McDonald's, the largest fast-food chain in the world, is looking to have a privacy class action lawsuit against them dismissed by the Illinois federal court that is handling it, claiming that the allegations that support the case are false. More specifically, plaintiff Shannon Carpenter accuses McDonald's of using an AI-assisted voice recognition system to collect and analyze people’s voiceprints and to identify returning customers in order to provide a more tailored experience on drive-thru points.

Since McDonald's hasn’t disclosed the above fact to the customers, and nor have they asked for their consent as it should have done if such a biometric data collection system was being deployed, Carpenter sees this as a violation of people’s privacy rights. However, McDonald's denies everything saying that this system exists only in the imagination of the plaintiffs and their supporting legal team, and according to the fast-food giant, the $5 million class-action lawsuit relies on unfounded assumptions.

Carpenter has based his claims on the existence of a patent that belongs to McDonald's and which describes something close to the biometric data collection system in question. Moreover, the same patent mentions the scanning of car license plates as another way to identify customers in any location. However, Carpenter has little evidence that actual systems that are based on this patent are being deployed by McDonald's on drive-thrus.

Moreover, McDonald's says the patent doesn’t even mention the collection of any information that has to do with the customer’s age, gender, accent, nationality, or origin, so there’s no description of an identifying or identity-correlating system. The only thing that the company accepted is that a software program is being used to interpret and respond to statements made by customers.
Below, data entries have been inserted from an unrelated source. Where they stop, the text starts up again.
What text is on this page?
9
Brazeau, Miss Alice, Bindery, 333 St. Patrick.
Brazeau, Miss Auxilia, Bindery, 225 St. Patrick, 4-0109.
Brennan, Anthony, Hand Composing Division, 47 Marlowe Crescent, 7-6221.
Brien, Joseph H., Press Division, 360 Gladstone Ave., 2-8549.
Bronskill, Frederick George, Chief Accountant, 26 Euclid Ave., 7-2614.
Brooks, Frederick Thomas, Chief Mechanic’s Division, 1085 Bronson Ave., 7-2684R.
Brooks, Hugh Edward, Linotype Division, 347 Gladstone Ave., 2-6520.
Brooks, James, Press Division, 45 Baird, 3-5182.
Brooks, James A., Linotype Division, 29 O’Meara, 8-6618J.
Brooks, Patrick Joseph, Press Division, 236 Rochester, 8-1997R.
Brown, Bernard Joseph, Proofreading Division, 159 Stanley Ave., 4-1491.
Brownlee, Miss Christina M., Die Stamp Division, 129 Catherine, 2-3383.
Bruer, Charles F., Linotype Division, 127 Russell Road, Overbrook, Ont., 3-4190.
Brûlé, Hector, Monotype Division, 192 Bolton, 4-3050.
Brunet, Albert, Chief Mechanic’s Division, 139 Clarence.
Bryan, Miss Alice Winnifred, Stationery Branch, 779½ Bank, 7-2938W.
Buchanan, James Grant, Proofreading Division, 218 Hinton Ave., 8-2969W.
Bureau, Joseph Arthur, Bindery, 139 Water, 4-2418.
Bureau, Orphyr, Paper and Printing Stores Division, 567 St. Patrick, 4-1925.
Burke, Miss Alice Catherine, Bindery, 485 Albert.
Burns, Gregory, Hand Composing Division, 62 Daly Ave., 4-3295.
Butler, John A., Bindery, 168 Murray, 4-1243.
As the case stands right now, the U.S. District Court for the Northern District of Illinois will have to consider the facts and decide whether or not the case will move forward or if it’ll be dismissed. McDonald's is asking for the latter, but if Carpenter’s lawyers can produce some convincing preliminary evidence, we will get to learn a lot about how these systems work and why they’re a privacy-invasive menace to customers.